We ate chicken shashlik, tamarind lamb, sag aloo, peshwari naan and pilau rice. Joseph liked all of it, but seemed a little unconvinced by the naan. We finished off with caramel ice cream and Joseph had his fair share of that, too.
This morning he is in his usual mood of both cute and annoying so the curry has done him no harm at all. The trouble is, I know there's a nappy brewing and it's going to be full of curry.

Monday, 2 April 2012


So, you take one small child and a square of chocolate cake with chocolatey butter-cream icing. You put them both together and see what happens.
It was nice cake, very nice cake indeed. Andy made it, with a little bit of help from me. By that I mean he used my recipe, I told him exactly what to do and when to do it and I spent most of the time hovering around behind him to make sure he did it right.
It was good, melt in the mouth, moist sponge. The icing was just the right amount of gooey to be nice, but not too rich. Joseph loves it and it shows all over his face.

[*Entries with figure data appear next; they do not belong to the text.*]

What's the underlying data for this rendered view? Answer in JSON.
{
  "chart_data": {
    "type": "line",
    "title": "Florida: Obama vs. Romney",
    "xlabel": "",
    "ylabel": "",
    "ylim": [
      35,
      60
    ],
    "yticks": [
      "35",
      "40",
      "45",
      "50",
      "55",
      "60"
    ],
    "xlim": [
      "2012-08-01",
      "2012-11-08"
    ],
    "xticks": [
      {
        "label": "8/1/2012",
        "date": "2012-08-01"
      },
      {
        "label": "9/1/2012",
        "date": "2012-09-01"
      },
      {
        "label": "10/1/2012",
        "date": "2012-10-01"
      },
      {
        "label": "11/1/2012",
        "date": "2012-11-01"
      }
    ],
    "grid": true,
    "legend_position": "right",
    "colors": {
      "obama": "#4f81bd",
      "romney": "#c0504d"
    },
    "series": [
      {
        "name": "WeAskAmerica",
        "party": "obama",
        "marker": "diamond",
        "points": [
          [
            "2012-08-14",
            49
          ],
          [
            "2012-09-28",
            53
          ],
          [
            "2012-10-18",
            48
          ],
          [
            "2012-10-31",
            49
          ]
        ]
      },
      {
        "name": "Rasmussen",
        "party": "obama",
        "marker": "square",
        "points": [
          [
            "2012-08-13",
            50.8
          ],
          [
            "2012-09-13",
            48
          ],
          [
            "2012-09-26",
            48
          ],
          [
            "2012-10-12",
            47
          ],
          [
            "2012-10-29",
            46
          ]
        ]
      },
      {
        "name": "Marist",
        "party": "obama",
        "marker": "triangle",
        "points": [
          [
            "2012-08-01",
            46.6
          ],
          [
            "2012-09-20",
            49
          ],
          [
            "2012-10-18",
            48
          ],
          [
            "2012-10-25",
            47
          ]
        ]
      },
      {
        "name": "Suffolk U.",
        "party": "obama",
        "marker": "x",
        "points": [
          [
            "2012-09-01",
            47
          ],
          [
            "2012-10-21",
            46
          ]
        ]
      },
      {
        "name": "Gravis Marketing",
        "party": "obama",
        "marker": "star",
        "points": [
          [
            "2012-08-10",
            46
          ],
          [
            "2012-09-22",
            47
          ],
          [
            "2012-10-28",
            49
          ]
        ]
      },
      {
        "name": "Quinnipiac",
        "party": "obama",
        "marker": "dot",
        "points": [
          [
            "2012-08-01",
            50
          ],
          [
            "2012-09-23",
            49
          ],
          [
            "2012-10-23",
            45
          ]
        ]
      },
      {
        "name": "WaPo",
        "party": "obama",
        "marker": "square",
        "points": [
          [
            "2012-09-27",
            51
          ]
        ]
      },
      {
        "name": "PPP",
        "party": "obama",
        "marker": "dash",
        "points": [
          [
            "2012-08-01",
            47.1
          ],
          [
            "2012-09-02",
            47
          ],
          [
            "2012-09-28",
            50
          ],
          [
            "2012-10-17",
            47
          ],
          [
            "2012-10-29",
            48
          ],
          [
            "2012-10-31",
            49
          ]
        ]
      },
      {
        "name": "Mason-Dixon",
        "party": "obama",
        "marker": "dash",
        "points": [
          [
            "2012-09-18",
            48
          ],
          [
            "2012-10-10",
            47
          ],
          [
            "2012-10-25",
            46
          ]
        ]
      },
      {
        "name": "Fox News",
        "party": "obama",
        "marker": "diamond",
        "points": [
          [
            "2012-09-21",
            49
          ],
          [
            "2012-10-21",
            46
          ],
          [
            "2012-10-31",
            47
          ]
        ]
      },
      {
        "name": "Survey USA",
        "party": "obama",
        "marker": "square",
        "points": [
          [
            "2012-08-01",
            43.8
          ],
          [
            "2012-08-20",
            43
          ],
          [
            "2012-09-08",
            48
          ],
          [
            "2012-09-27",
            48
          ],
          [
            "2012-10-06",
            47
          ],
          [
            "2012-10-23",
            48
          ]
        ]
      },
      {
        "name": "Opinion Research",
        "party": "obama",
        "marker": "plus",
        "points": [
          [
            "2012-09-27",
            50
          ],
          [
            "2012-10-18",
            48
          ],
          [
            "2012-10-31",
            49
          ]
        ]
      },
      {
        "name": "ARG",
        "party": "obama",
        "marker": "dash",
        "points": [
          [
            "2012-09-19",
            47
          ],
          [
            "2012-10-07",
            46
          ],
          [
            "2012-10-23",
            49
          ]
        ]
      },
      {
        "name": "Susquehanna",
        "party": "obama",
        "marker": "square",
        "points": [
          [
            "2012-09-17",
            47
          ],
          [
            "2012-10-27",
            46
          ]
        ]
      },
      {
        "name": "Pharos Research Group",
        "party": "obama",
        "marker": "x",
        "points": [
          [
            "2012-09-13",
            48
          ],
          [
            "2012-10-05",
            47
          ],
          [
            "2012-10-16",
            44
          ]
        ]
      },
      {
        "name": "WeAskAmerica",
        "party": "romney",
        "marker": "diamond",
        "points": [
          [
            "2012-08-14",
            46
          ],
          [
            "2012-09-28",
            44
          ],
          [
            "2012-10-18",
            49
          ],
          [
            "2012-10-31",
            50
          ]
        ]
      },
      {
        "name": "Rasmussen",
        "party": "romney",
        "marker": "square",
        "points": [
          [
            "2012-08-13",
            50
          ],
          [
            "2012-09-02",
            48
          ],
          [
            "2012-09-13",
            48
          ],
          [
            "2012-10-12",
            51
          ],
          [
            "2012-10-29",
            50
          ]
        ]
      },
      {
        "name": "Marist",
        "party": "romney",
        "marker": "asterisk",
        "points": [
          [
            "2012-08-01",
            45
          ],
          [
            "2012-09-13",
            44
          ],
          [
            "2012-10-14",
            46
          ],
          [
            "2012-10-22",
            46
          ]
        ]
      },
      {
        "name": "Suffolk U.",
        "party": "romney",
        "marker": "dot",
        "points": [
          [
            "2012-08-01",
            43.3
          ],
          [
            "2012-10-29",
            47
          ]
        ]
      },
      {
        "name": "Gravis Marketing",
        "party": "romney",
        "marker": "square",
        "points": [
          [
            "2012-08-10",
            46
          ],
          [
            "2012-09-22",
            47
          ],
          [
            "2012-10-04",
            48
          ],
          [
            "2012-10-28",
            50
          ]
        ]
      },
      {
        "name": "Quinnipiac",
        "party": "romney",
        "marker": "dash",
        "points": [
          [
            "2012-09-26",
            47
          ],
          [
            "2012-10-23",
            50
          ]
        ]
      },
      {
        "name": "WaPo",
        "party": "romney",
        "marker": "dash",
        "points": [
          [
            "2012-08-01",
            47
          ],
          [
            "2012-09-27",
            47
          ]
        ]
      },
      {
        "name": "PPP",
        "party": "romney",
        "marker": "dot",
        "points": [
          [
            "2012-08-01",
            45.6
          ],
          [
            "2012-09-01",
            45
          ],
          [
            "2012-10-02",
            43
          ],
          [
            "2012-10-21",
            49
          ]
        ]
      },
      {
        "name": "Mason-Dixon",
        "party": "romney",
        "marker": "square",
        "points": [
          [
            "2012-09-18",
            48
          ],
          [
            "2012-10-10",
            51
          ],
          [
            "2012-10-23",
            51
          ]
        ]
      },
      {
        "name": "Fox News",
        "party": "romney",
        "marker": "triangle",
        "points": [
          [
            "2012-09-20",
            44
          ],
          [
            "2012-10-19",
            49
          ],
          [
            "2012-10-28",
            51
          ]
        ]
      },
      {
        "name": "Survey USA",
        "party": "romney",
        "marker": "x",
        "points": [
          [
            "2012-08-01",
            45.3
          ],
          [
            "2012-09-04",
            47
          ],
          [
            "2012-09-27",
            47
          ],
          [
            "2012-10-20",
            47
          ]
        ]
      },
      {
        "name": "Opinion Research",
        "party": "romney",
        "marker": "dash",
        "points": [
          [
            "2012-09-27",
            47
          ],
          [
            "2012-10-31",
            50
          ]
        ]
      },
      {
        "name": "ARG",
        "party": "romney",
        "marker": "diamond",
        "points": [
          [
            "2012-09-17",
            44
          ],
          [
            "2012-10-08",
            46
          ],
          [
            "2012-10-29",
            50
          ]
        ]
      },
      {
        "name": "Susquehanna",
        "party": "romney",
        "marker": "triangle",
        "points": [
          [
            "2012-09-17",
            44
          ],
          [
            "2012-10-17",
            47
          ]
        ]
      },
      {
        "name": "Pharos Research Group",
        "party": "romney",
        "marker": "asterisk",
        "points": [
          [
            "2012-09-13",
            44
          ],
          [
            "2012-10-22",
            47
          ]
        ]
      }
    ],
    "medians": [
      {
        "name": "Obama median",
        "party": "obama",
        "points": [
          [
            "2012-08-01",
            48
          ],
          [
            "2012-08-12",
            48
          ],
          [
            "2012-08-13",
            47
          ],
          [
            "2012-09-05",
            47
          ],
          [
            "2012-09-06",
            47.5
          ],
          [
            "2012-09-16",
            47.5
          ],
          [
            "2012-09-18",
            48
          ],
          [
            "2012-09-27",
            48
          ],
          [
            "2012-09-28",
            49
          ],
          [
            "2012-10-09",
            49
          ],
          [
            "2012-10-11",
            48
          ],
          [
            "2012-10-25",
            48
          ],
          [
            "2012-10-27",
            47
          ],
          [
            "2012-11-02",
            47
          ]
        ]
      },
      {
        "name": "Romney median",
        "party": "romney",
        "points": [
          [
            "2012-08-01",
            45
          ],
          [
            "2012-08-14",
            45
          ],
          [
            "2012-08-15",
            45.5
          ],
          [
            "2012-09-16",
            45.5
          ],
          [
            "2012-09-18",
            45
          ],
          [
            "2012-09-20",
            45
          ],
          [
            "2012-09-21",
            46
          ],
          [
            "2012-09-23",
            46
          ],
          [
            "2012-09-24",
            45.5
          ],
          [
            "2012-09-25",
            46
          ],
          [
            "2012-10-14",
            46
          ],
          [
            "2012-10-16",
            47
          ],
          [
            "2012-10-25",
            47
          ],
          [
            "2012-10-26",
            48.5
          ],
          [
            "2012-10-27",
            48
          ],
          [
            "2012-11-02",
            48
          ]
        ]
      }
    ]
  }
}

He takes a piece and picks it up between thumb and forefinger in the most dainty way possible, even his little finger pokes up in the manner of a maiden aunt drinking her tea. He takes a delicate nibble, and then another.
At this point, a connection is made in the brain. It probably says - "Oh, I remember this stuff. I like this stuff."
From there, all manners are off. Chocolate cake exists for one purpose and one only, to see just how much of it can be stuffed into a small mouth. Never mind that the piece in question is too big to fit, there will be some collateral damage around the cheeks but it does not matter. If the cake still stubbornly refuses to fit in the mouth then the over hanging portions can be dropped and then poked for a bit until the mouth is ready for round two.
Sometimes, when the bulk of the cake is gone, he will sit and pick up one crumb at a time and keep eating. Sometimes he will get frustrated and wave his hands about on his tray and scatter the crumbs as far as possible. At this point I decided to bend down and pick up some of the strays before they got trodden into the carpet and for my reward he reached out and patted me on the head with a chocolatey hand.
Never mind, I needed to get the Flash wipes out to clean the crusted on mess from his tray, having to wipe sticky marks off my hair clip as well wasn't the end of the world.
When we picked him up for his bath I found that he was sat on a small pile of peas.